# @Admins . Great difficulties with connecting to enworld



## sunmaster (Feb 20, 2008)

@Administrators of Enworld

Hello,

Since four to five days I have great difficulties with connecting to enworld.
I try it with Firefox2 on Windows XP(SP2) and with Firefox(2.0.0.11) on Slackware.
I checked if it is because of my net connection but no, every other webpage and forum loads just fine.

The browser tries to connect with the enworld server and then breaks with
the message:
"The connection has timed out

The server at www.enworld.org is taking too long to respond."

It is not that every connection fails, but at
least one or two hours in a day - since the mentioned four to five days - I 
cannot get enworld to load in the browser - just 10 or 20 minutes ago and at my try now to open this new thread I had another connection error -.
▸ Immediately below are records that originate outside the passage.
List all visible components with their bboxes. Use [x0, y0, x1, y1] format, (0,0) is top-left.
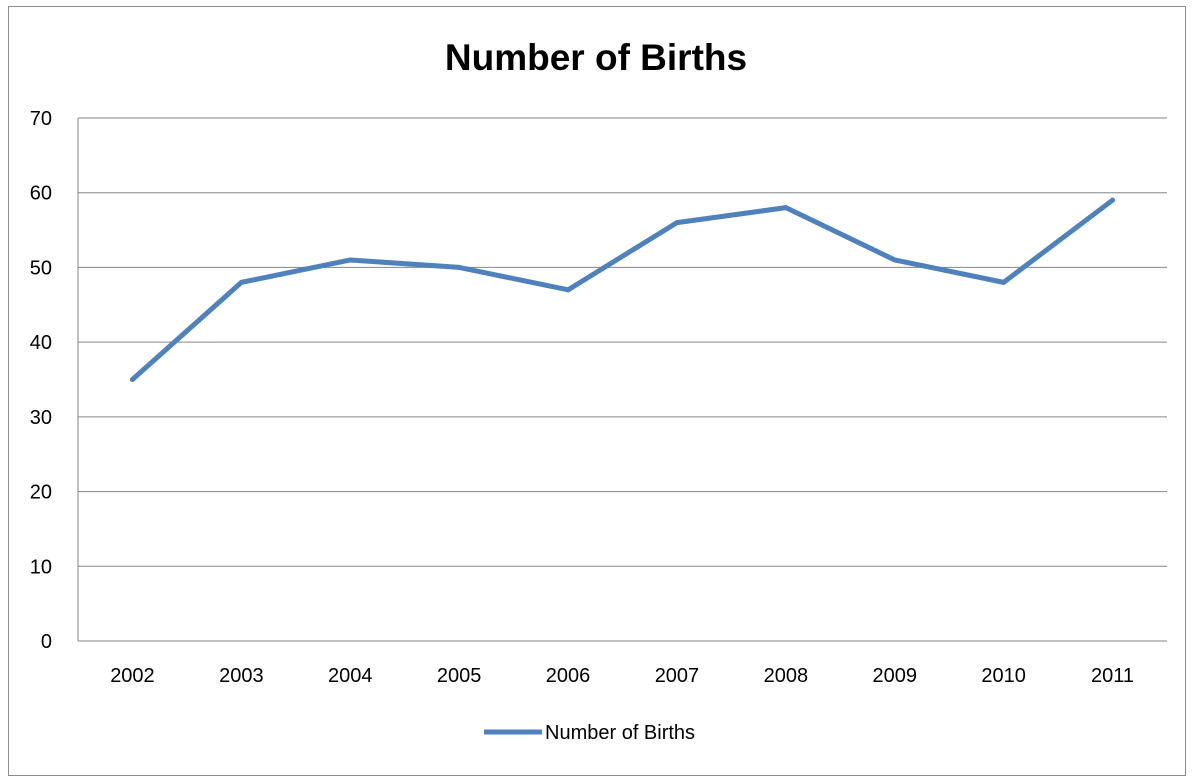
y-tick-label: 20	[30, 482, 52, 504]
x-tick-label: 2004	[328, 665, 373, 687]
y-tick-label: 60	[30, 183, 52, 205]
x-tick-label: 2005	[437, 665, 482, 687]
x-tick-label: 2006	[546, 665, 591, 687]
legend-label: Number of Births	[545, 722, 695, 744]
x-tick-label: 2002	[110, 665, 155, 687]
chart-title: Number of Births	[445, 37, 747, 78]
data-point	[456, 264, 462, 270]
x-tick-label: 2008	[764, 665, 809, 687]
data-point	[674, 220, 680, 226]
y-axis-ticks: 0 10 20 30 40 50 60 70	[30, 108, 52, 653]
x-tick-label: 2010	[981, 665, 1026, 687]
y-tick-label: 10	[30, 556, 52, 578]
y-tick-label: 0	[41, 631, 52, 653]
x-tick-label: 2003	[219, 665, 264, 687]
data-point	[347, 257, 353, 263]
data-point	[783, 205, 789, 211]
gridlines	[77, 117, 1167, 642]
y-tick-label: 50	[30, 257, 52, 279]
x-axis-ticks: 2002 2003 2004 2005 2006 2007 2008 2009 2010 2011	[110, 665, 1134, 687]
y-tick-label: 40	[30, 332, 52, 354]
y-tick-label: 30	[30, 407, 52, 429]
x-tick-label: 2007	[655, 665, 700, 687]
series-line	[129, 197, 1116, 382]
data-point	[565, 287, 571, 293]
data-point	[892, 257, 898, 263]
data-point	[1001, 279, 1007, 285]
data-point	[129, 377, 135, 382]
x-tick-label: 2011	[1091, 665, 1134, 687]
data-point	[1110, 197, 1116, 203]
y-tick-label: 70	[30, 108, 52, 130]
data-point	[238, 279, 244, 285]
legend: Number of Births	[484, 722, 695, 744]
series-layer	[129, 197, 1116, 382]
x-tick-label: 2009	[873, 665, 918, 687]
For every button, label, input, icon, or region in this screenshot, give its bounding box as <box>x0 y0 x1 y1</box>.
I just wanted to report this behaviour. Excuse me, if I write it here but this is
the first linked forum - I fear that I get the connection error if I try to go to
the special forum where one reports server errors on enworld -, so move feel free to move my thread there.


Thank you
regards
sunmaster


----------



## el-remmen (Feb 20, 2008)

Moving this to META


----------



## Mustrum_Ridcully (Feb 20, 2008)

sunmaster said:
			
		

> @Administrators of Enworld
> 
> Hello,
> 
> ...



I am having similar problems. It works often, but not always, but it's still noticeable. Any non-German/European posters with this problem?


----------



## Michael Morris (Feb 20, 2008)

I've been playing whackamole with hackers about once every other day, usually in the evening.  That is the cause. This problem will continue until I can free up the time to fly to florida and rebuild the box. That will cost me about $600 in lost wages, around $300 for the plane ticket, around $300 for the hotel, $200 for a car for the week, and $200 to eat on, so about $1600 to fix it. I don't have that money yet but I'm working on it.


----------



## Jack99 (Feb 20, 2008)

Same problem here (Denmark), I got 2 time-outs getting to this thread, and 4 while trying to make this reply. This has been happening the last 24 hours, and never before.

This is also the only place that this happens, my line is otherwise perfect.

Cheers


----------



## Jack99 (Feb 20, 2008)

Michael Morris said:
			
		

> I've been playing whackamole with hackers about once every other day, usually in the evening.  That is the cause. This problem will continue until I can free up the time to fly to florida and rebuild the box. That will cost me about $600 in lost wages, around $300 for the plane ticket, around $300 for the hotel, $200 for a car for the week, and $200 to eat on, so about $1600 to fix it. I don't have that money yet but I'm working on it.




Ack!


----------



## Umbran (Feb 20, 2008)

Jack99 said:
			
		

> Ack!




Yeah.  The benefit of remote hosting is that it can be found cheaply.  The detriment is that if you have to go and deal with it yourself, it costs an arm and a leg.


----------



## IronWolf (Feb 20, 2008)

Umbran said:
			
		

> Yeah.  The benefit of remote hosting is that it can be found cheaply.  The detriment is that if you have to go and deal with it yourself, it costs an arm and a leg.




Well, unless the remote hosting facility also allows remote console access.  Several do.  In those cases you can rebuild the box without being there with it.


----------